Question 10: DNQX appears to elicit feeding in the ACBsh. However, when injected in other regions, it could have very different effects. For example, when administered to the hippocampus it appears to inhibit memory formation, but it does not directly effect food intake. What does this say about the region that the drug is infused into? From this concept, would you suppose that one neurotransmitter would have one behavioral function?

Each region of the brain is tasked with carrying out a given function making it specific. This will dictate the type of response required to avoid any contradiction. Injection of DNQX within the ACBsh will elicit eating habits as this region is tasked with control of such like habits. Injection of the DNQX in the hippocampus region will result inhibition of memory formation.

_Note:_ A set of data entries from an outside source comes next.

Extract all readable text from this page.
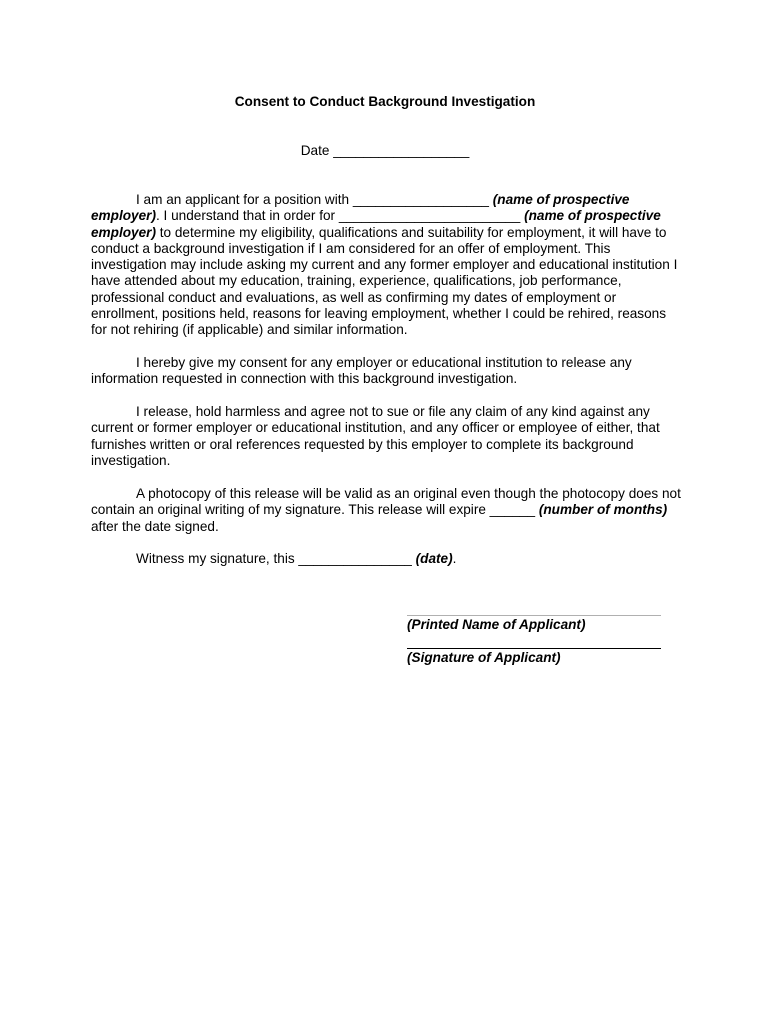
Consent to Conduct Background Investigation
Date __________________

I am an applicant for a position with __________________ (name of prospective employer). I understand that in order for ________________________ (name of prospective employer) to determine my eligibility, qualifications and suitability for employment, it will have to conduct a background investigation if I am considered for an offer of employment. This investigation may include asking my current and any former employer and educational institution I have attended about my education, training, experience, qualifications, job performance, professional conduct and evaluations, as well as confirming my dates of employment or enrollment, positions held, reasons for leaving employment, whether I could be rehired, reasons for not rehiring (if applicable) and similar information.

I hereby give my consent for any employer or educational institution to release any information requested in connection with this background investigation.

I release, hold harmless and agree not to sue or file any claim of any kind against any current or former employer or educational institution, and any officer or employee of either, that furnishes written or oral references requested by this employer to complete its background investigation.

A photocopy of this release will be valid as an original even though the photocopy does not contain an original writing of my signature. This release will expire ______ (number of months) after the date signed.

Witness my signature, this _______________ (date).

(Printed Name of Applicant)
(Signature of Applicant)
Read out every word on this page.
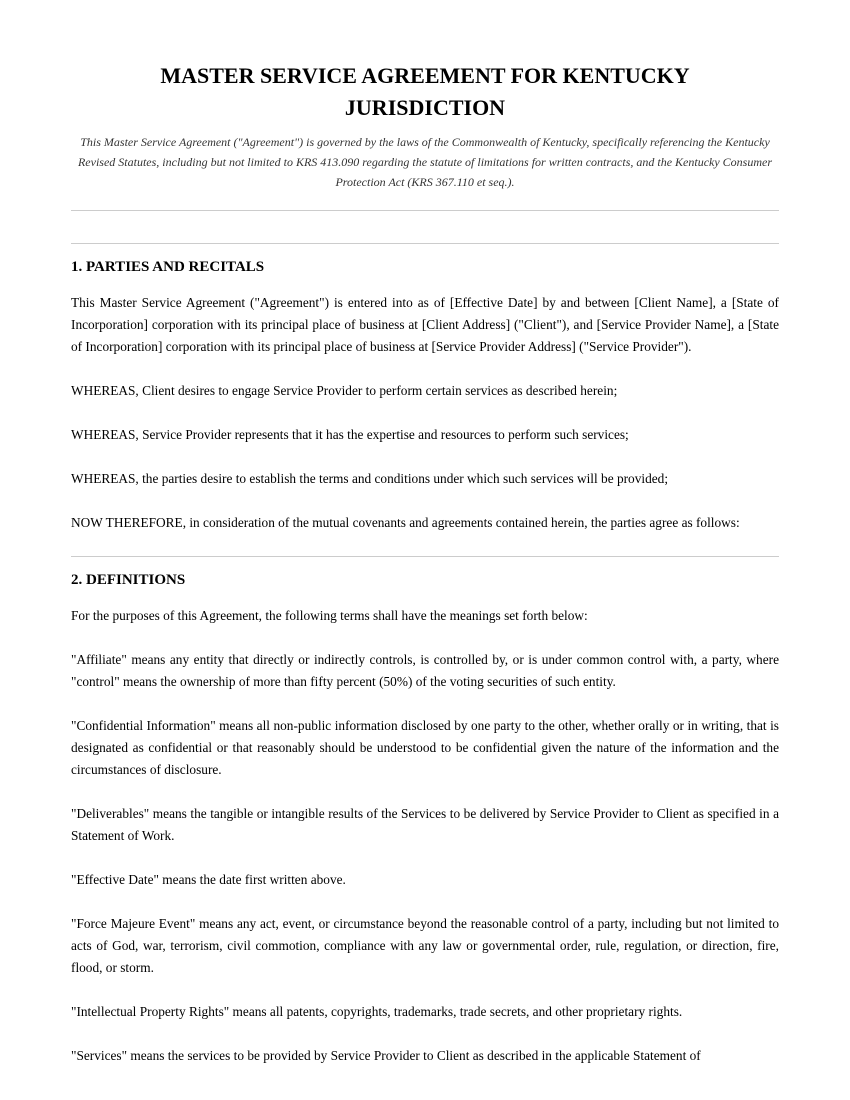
MASTER SERVICE AGREEMENT FOR KENTUCKY JURISDICTION

This Master Service Agreement ("Agreement") is governed by the laws of the Commonwealth of Kentucky, specifically referencing the Kentucky Revised Statutes, including but not limited to KRS 413.090 regarding the statute of limitations for written contracts, and the Kentucky Consumer Protection Act (KRS 367.110 et seq.).

1. PARTIES AND RECITALS

This Master Service Agreement ("Agreement") is entered into as of [Effective Date] by and between [Client Name], a [State of Incorporation] corporation with its principal place of business at [Client Address] ("Client"), and [Service Provider Name], a [State of Incorporation] corporation with its principal place of business at [Service Provider Address] ("Service Provider").

WHEREAS, Client desires to engage Service Provider to perform certain services as described herein;

WHEREAS, Service Provider represents that it has the expertise and resources to perform such services;

WHEREAS, the parties desire to establish the terms and conditions under which such services will be provided;

NOW THEREFORE, in consideration of the mutual covenants and agreements contained herein, the parties agree as follows:

2. DEFINITIONS

For the purposes of this Agreement, the following terms shall have the meanings set forth below:

"Affiliate" means any entity that directly or indirectly controls, is controlled by, or is under common control with, a party, where "control" means the ownership of more than fifty percent (50%) of the voting securities of such entity.

"Confidential Information" means all non-public information disclosed by one party to the other, whether orally or in writing, that is designated as confidential or that reasonably should be understood to be confidential given the nature of the information and the circumstances of disclosure.

"Deliverables" means the tangible or intangible results of the Services to be delivered by Service Provider to Client as specified in a Statement of Work.

"Effective Date" means the date first written above.

"Force Majeure Event" means any act, event, or circumstance beyond the reasonable control of a party, including but not limited to acts of God, war, terrorism, civil commotion, compliance with any law or governmental order, rule, regulation, or direction, fire, flood, or storm.

"Intellectual Property Rights" means all patents, copyrights, trademarks, trade secrets, and other proprietary rights.

"Services" means the services to be provided by Service Provider to Client as described in the applicable Statement of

Neurotransmitters act by binding to specific receptors in the brain (neuronal postsynaptic membrane). Through the binding it can inhibit or excite the neighbouring neuron so as to increase its activity. The brain is grouped into different areas with neurotransmitters and specific neurotransmitter receptors for each region. Brain regions include Noradrenaline, serotonin and the dopamine. Each has its emotions it responds to.

Neurotransmitters may have one behaviour function but it’s the transmitter they attach to that dictates the difference in behavior.